Fair Value Disclosures U.S. GAAP establishes a fair value hierarchy that requires an entity to maximize the use of observable inputs and minimize the use of unobservable inputs when measuring fair value, and identifies three levels of inputs that may be used to measure fair value:
Level 1    Unadjusted quoted prices for identical instruments in active markets. Level 1 fair values generally are supported by market transactions that occur with sufficient frequency and volume to provide pricing information on an ongoing basis.
Level 2    Observable inputs other than Level 1 prices, such as quoted prices for similar instruments, quoted prices in markets that are not active, and inputs to model-derived valuations that are directly observable or can be corroborated by observable market data.
Level 3    Unobservable inputs supported by little or no market activity and often requiring significant management judgment or estimation, such as an entity’s own assumptions about the cash flows or other significant components of value that market participants would use in pricing the asset or liability.

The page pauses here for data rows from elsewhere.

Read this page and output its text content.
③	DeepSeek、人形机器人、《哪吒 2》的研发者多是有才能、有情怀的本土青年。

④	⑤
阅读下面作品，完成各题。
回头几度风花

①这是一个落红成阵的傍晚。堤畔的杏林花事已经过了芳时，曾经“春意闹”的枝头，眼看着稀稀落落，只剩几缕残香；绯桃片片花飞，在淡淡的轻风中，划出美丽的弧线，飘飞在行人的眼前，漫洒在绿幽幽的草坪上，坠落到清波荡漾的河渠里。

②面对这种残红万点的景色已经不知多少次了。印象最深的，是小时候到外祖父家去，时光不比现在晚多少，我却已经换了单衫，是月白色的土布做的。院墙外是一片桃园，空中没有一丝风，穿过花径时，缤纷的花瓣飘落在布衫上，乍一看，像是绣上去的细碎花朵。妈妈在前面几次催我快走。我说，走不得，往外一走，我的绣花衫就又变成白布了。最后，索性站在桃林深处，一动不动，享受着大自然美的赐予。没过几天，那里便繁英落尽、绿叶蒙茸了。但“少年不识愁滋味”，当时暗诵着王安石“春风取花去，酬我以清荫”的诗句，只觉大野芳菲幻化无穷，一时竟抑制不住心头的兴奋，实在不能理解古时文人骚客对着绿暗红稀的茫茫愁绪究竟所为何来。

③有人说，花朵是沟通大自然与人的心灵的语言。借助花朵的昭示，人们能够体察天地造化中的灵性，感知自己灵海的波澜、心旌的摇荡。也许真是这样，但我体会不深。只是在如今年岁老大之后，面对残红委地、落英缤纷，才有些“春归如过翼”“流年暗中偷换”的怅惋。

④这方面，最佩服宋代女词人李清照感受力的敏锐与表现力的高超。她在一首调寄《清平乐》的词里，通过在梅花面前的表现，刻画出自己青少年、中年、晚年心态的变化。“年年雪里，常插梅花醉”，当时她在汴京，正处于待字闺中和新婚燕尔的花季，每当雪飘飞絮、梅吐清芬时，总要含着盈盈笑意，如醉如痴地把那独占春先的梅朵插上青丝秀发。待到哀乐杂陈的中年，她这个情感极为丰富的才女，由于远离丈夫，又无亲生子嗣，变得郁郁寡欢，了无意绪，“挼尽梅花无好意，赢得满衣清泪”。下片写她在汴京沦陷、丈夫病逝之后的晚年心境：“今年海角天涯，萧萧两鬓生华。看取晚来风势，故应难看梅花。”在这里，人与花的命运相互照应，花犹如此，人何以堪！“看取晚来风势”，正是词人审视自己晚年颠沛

The Company uses unadjusted quoted market prices to measure fair value for those instruments that are actively traded in financial markets. In cases where quoted market prices are not available, fair values are measured using present value or other valuation techniques. The fair value determinations are made at a specific point in time, based on available market information and judgments about the financial instrument, including estimates of the timing and amount of expected future cash flows and the credit standing of counterparties. Such adjustments do not reflect any premium or discount that could result from offering for sale at one time the Company’s entire holdings of a particular financial instrument, nor do they consider the tax impact of the realization of unrealized gains or losses. In many cases, the fair value cannot be substantiated by direct comparison to independent markets, nor can the disclosed value be realized in immediate settlement of the instrument.
Management is responsible for the determination of the value of investments carried at fair value and the supporting methodologies and assumptions. Under the terms of various service agreements, the Company often utilizes independent valuation service providers to gather, analyze, and interpret market information and derive fair values based upon relevant methodologies and assumptions for individual securities. These independent valuation service providers typically obtain data about market transactions and other key valuation model inputs from multiple sources and, through the use of widely accepted valuation models, provide a single fair value measurement for individual securities for which a fair value has been requested. As further described below with respect to specific asset classes, these inputs include, but are not limited to, market prices for recent trades and transactions in comparable securities, benchmark yields, interest rate yield curves, credit spreads, quoted prices for similar securities, and other market-observable information, as applicable. Specific attributes of the security being valued also are considered, including its term, interest rate, credit rating, industry sector, and when applicable, collateral quality and other security- or issuer-specific information. When insufficient market observable information is available upon which to measure fair value, the Company either will request brokers knowledgeable about these securities to provide a non-binding quote or will employ internal valuation models. Fair values received from independent valuation service providers and brokers and those internally modeled or otherwise estimated are assessed for reasonableness.